Василиса утерла слезы и спросила ослабшим голосом:

- О чем призадумался, Упрямушка? Что, потускнела жемчужина?

- О дереве я подумал, княжна, - медленно ответил Упрям.

- О каком же дереве?

- О том, о котором волхвы говорят, что боги из него людей сделали. Первый народ свой возлюбленный. Из корней вырезали земледельцев да охотников, из ствола - князей да воинов. Из ветвей - ремесленников, купцов да строителей. Разные люди - а все из одной древесины. Одни соки питают нас.

- То не новость, - невесело усмехнулась Василиса. - Что же, ясно увидел, что княжна твердичская последней побродяжке безродной равна, а, пожалуй, что и завидует?

- Нет, княжна. Я подумал о том, что древесина бывает здоровой, а бывает с гнильцой, бывает и с болезнями. И жуки дерево точат, и ураганы буйные ветви ломят, а дерево стоит - потому что живое оно, с гнилью борется, как тело с лихоманкой.

- И что же, много гнили во мне углядел?

- Чего ты восхотела, Велиславна? Свободы?

- Ее, Упрямушка, ее, родименькой…

- Какой же именно? Свободы быть глупой? Свободы ни за что не отвечать? Свободы жить без образа и подобия? Быть злой, на целый свет разобиженной?

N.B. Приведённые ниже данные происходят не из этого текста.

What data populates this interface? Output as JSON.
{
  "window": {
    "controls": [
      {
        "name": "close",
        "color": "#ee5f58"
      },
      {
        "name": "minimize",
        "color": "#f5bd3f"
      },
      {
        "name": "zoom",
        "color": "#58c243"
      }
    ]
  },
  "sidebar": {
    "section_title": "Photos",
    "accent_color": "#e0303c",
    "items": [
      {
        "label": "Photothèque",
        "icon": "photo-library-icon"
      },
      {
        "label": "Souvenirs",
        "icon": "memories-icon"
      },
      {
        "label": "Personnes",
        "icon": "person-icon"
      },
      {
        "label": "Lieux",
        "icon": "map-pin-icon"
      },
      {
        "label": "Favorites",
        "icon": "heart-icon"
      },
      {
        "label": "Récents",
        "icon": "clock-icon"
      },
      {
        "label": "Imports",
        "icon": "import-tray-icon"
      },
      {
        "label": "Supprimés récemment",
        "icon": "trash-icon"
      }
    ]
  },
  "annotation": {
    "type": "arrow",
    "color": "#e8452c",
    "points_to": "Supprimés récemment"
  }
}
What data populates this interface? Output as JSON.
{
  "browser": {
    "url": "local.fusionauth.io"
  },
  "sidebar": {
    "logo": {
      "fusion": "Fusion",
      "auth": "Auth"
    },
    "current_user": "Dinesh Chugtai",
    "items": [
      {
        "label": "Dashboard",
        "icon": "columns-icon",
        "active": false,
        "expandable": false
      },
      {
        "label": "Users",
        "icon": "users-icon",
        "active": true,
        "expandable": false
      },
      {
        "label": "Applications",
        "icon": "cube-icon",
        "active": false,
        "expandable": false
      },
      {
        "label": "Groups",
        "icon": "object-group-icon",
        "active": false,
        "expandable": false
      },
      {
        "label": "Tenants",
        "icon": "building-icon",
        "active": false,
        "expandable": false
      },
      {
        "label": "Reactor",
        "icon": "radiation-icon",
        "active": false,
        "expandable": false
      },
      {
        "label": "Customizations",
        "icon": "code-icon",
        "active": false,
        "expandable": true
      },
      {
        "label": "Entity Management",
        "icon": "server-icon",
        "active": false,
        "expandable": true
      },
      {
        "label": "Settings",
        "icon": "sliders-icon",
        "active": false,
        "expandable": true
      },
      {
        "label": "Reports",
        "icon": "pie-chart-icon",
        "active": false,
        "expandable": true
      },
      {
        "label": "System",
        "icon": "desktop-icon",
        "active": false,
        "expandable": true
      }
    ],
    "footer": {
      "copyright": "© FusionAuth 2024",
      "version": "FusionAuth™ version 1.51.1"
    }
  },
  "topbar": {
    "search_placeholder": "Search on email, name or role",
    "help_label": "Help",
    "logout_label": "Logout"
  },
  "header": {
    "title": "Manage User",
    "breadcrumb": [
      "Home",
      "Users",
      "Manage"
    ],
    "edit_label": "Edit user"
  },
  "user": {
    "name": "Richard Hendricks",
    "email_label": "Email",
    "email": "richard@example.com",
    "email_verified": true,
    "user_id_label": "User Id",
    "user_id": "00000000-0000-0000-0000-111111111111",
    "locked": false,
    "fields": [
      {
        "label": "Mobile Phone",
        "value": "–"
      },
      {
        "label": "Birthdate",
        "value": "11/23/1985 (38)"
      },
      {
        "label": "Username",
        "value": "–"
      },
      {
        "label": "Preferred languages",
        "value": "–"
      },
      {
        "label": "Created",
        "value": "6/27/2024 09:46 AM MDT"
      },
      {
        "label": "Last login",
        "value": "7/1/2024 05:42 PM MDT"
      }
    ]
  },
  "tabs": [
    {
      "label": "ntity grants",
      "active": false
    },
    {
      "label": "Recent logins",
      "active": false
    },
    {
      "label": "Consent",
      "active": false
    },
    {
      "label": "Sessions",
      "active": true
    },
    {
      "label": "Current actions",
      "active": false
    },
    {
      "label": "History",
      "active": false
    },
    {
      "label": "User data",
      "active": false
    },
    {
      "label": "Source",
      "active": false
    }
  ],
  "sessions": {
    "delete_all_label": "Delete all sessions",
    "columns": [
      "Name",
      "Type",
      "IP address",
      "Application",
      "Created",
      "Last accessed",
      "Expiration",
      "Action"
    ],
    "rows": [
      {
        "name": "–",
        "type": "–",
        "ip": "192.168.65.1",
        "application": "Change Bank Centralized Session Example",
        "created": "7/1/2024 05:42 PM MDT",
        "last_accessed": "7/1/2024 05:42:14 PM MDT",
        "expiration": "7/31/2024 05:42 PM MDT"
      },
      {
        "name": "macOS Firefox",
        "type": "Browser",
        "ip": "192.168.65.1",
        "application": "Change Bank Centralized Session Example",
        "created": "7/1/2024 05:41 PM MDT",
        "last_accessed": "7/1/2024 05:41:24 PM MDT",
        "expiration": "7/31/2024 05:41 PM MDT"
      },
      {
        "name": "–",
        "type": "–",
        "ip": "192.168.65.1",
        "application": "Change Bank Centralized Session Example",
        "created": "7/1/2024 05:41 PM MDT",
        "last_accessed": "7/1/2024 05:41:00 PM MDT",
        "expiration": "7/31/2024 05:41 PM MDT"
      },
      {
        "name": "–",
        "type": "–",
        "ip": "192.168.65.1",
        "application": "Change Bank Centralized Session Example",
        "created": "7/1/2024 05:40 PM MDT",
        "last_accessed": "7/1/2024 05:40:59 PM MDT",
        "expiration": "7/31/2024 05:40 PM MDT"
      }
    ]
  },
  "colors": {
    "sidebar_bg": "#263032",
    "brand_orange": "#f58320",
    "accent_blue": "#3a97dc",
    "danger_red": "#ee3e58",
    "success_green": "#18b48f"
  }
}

На сей раз Василиса промолчала, и Упрям порадовался. Он не знал, откуда шли на язык слова, и спроси его кто-нибудь, не сумел бы сказать, отчего радуется молчанию княжны. Но останавливаться уже не мог - и не хотел:

- Не в том воля, чтобы безобразие принять и злобой облечься. Воля - в душе, она всегда с человеком, нельзя ее отнять у нас. В любой клетке, в любых цепях - волен человек. Только сильное дерево преграду ломит, камень крошит, а гнилое само ломается. И та ветка, что гниль не поборет, всему дереву угроза. Мы, славяне - сильное дерево, в нас воля сильна!

- Гнилая ветка упадет - и свободна, что ей тогда до всего дерева? - тихо спросила княжна.

- Не свободна она, а погублена, - возразил Упрям. - Если только смерть свободой считать. Но боги нам так судили: выбирай, человече - свобода смерти или воля жизни? Выбирай.

Василиса отвернулась. Упрям отчего-то ощутил себя опустошенным. Эх, будь рядом Наум, точно усмехнулся бы: ей-ей, ученик исчерпал запас мыслей на сегодня.

- Как же это так: возвращаться в кабалу - на волю? - не глядя на него, спросила Василиса, - Все равно, что сказать: утонуть в огне или в воде сгореть. Как объяснишь?

- Не знаю, - честно сказал Упрям. - Я не мудрец, не старец разумный. Во что верю, то и сказал.